# tiedän olevan



## vidar

*tiedän olevan*

What is the actual meaning of this phrase?

I've used the fintwol tool to try to derive meaning and i'm still unclear as to whether it means 'i know i am' or 'i know it is'.

Thanks


----------



## Spongiformi

"Tiedän olevan" alone doesn't mean anything overly much sensible.

"Tiedän sen olevan..." would mean "I know it's..."
--> "Tiedän sen olevan vanha tankki." = "I know it's an old tank."

"Tiedän olevan*i*..." would be "I know I (am)..."
--> "Tiedän olevani trolli." = "I know I'm a troll."

If we go really philosophical, I could see this:
"Tiedätkö olevan ja ei-olevan?"
"Tiedän olevan."


----------



## Gavril

It could work as part of a larger phrase: e.g.,

_Paljakassa asuu jätkä, jonka tiedän olevan maailmanluokkainen perhokalastaja._

"There's a man who lives in Paljakka who I know is a world-class fly fisherman."


----------



## vidar

It's from a TV theme tune.

Lyrics:

Tiedän olevan hyvää ja kaunista
Enemmän kuin unelma onnesta


----------



## Määränpää

vidar said:


> Tiedän olevan hyvää ja kaunista
> Enemmän kuin unelma onnesta


It's a famous song but the lyrics are strange. Maybe it means this:

_I know there are other good and beautiful things out there
Apart from a dream about happiness
_
With proper word order, it should be "tiedän hyvää ja kaunista olevan enemmän kuin unelma onnesta"  (cf. "tiedän vettä olevan enemmän kuin kolme litraa"). I'm not sure if that makes sense.

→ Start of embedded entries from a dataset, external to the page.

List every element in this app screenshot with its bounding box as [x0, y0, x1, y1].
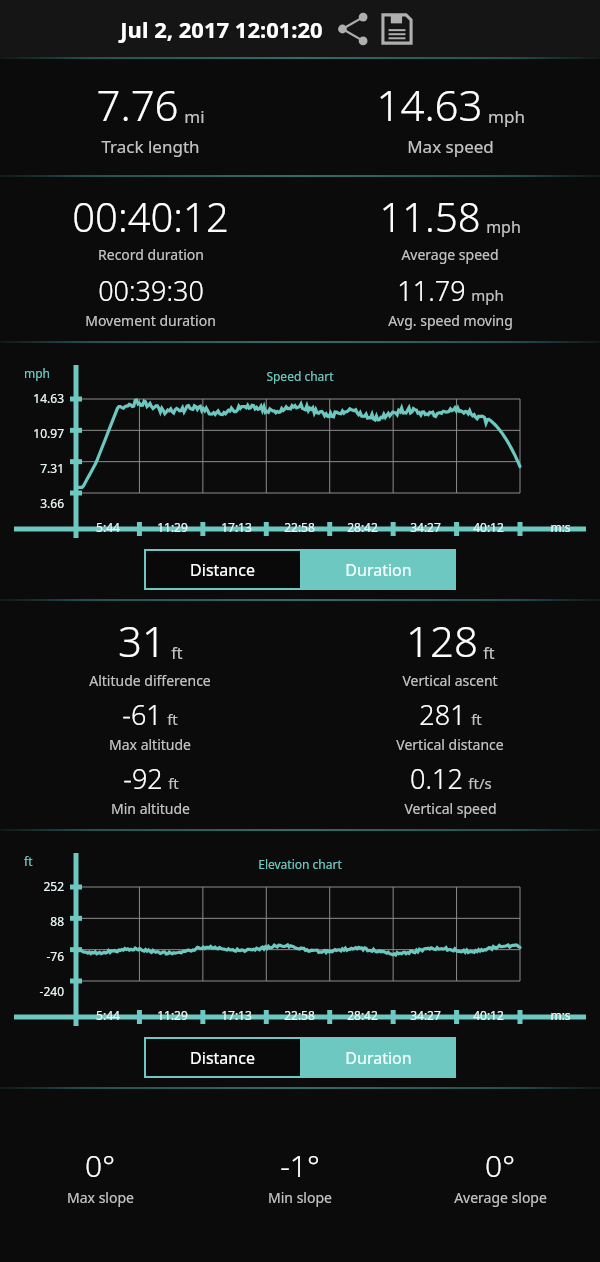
staticText: ft: [167, 709, 178, 729]
staticText: 11.58: [379, 189, 481, 243]
staticText: 5:44: [96, 1007, 120, 1023]
button[interactable]: Save: [375, 7, 419, 51]
staticText: ft/s: [468, 773, 492, 793]
staticText: 17:13: [221, 1007, 252, 1023]
button[interactable]: -61: [109, 696, 191, 754]
staticText: mi: [184, 105, 205, 128]
staticText: Average speed: [401, 245, 499, 264]
staticText: Duration: [345, 1047, 412, 1069]
staticText: Speed chart: [266, 368, 334, 384]
staticText: 3.66: [0, 495, 64, 511]
staticText: mph: [486, 216, 521, 238]
staticText: 22:58: [284, 519, 315, 535]
staticText: Movement duration: [85, 311, 216, 330]
staticText: -240: [0, 983, 64, 999]
button[interactable]: 128: [402, 612, 498, 690]
staticText: ft: [171, 642, 183, 664]
button[interactable]: Duration: [300, 1037, 456, 1078]
staticText: 22:58: [284, 1007, 315, 1023]
staticText: 281: [419, 696, 466, 733]
button[interactable]: 7.76: [0, 76, 300, 158]
staticText: Record duration: [98, 245, 204, 264]
button[interactable]: 0°: [0, 1145, 200, 1207]
button[interactable]: 0°: [400, 1145, 600, 1207]
staticText: ft: [483, 642, 495, 664]
button[interactable]: Distance: [144, 1037, 300, 1078]
staticText: 252: [0, 878, 64, 894]
button[interactable]: 11.58: [379, 189, 521, 264]
button[interactable]: Distance: [144, 549, 300, 590]
button[interactable]: Share: [331, 7, 375, 51]
staticText: 128: [406, 612, 478, 669]
staticText: 0°: [85, 1145, 115, 1186]
button[interactable]: 00:40:12: [72, 189, 229, 264]
staticText: 5:44: [96, 519, 120, 535]
staticText: 34:27: [410, 1007, 441, 1023]
staticText: 7.31: [0, 460, 64, 476]
staticText: 17:13: [221, 519, 252, 535]
staticText: Altitude difference: [89, 671, 211, 690]
staticText: mph: [488, 105, 525, 128]
staticText: m:s: [550, 519, 571, 535]
staticText: Distance: [190, 1047, 255, 1069]
button[interactable]: 31: [89, 612, 211, 690]
staticText: 40:12: [473, 519, 504, 535]
staticText: 14.63: [376, 76, 483, 133]
staticText: -92: [123, 760, 163, 797]
staticText: mph: [471, 285, 504, 305]
staticText: Distance: [190, 559, 255, 581]
staticText: 10.97: [0, 425, 64, 441]
staticText: 00:39:30: [98, 272, 204, 309]
staticText: Avg. speed moving: [388, 311, 513, 330]
staticText: ft: [24, 853, 33, 869]
button[interactable]: 14.63: [300, 76, 600, 158]
staticText: -76: [0, 948, 64, 964]
staticText: 11:29: [157, 1007, 188, 1023]
staticText: 28:42: [347, 519, 378, 535]
staticText: 7.76: [96, 76, 179, 133]
staticText: ft: [168, 773, 179, 793]
staticText: Elevation chart: [258, 856, 342, 872]
staticText: Vertical distance: [396, 735, 504, 754]
button[interactable]: 0.12: [404, 760, 497, 818]
staticText: m:s: [550, 1007, 571, 1023]
staticText: Average slope: [454, 1188, 547, 1207]
staticText: Min slope: [268, 1188, 332, 1207]
staticText: 40:12: [473, 1007, 504, 1023]
staticText: 28:42: [347, 1007, 378, 1023]
staticText: 34:27: [410, 519, 441, 535]
staticText: 14.63: [0, 390, 64, 406]
staticText: Jul 2, 2017 12:01:20: [120, 14, 323, 44]
staticText: mph: [24, 365, 51, 381]
button[interactable]: -1°: [200, 1145, 400, 1207]
staticText: 0°: [485, 1145, 515, 1186]
staticText: Vertical ascent: [402, 671, 498, 690]
staticText: 11:29: [157, 519, 188, 535]
staticText: -1°: [280, 1145, 320, 1186]
staticText: ft: [471, 709, 482, 729]
button[interactable]: -92: [111, 760, 190, 818]
staticText: -61: [122, 696, 162, 733]
button[interactable]: 00:39:30: [85, 272, 216, 330]
staticText: 00:40:12: [72, 189, 229, 243]
staticText: Max slope: [67, 1188, 134, 1207]
button[interactable]: 281: [396, 696, 504, 754]
staticText: 0.12: [410, 760, 463, 797]
button[interactable]: 11.79: [388, 272, 513, 330]
staticText: Duration: [345, 559, 412, 581]
staticText: Min altitude: [111, 799, 190, 818]
staticText: Vertical speed: [404, 799, 497, 818]
staticText: 11.79: [397, 272, 466, 309]
button[interactable]: Duration: [300, 549, 456, 590]
staticText: Max speed: [407, 135, 494, 158]
staticText: Max altitude: [109, 735, 191, 754]
staticText: 88: [0, 913, 64, 929]
staticText: Track length: [101, 135, 200, 158]
staticText: 31: [118, 612, 166, 669]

More info: VISK - § 538 Mikä referatiivirakenne on


----------



## Ansku89

Määränpää said:


> It's a famous song but the lyrics are strange. Maybe it means this:
> 
> _I know there are other good and beautiful things out there
> Apart from a dream about happiness_
> 
> With proper word order, it should be "tiedän hyvää ja kaunista olevan enemmän kuin unelma onnesta"  (cf. "tiedän vettä olevan enemmän kuin kolme litraa"). I'm not sure if that makes sense.
> 
> More info: VISK - § 538 Mikä referatiivirakenne on


I'm not sure about this, but I disagree... My take on the lyrics would be: _I know that good and beautiful things exist (for real), I know they are more than just a dream about happiness._ To me it makes more sense that way, but in the end this is more a question about poetry than grammar.


----------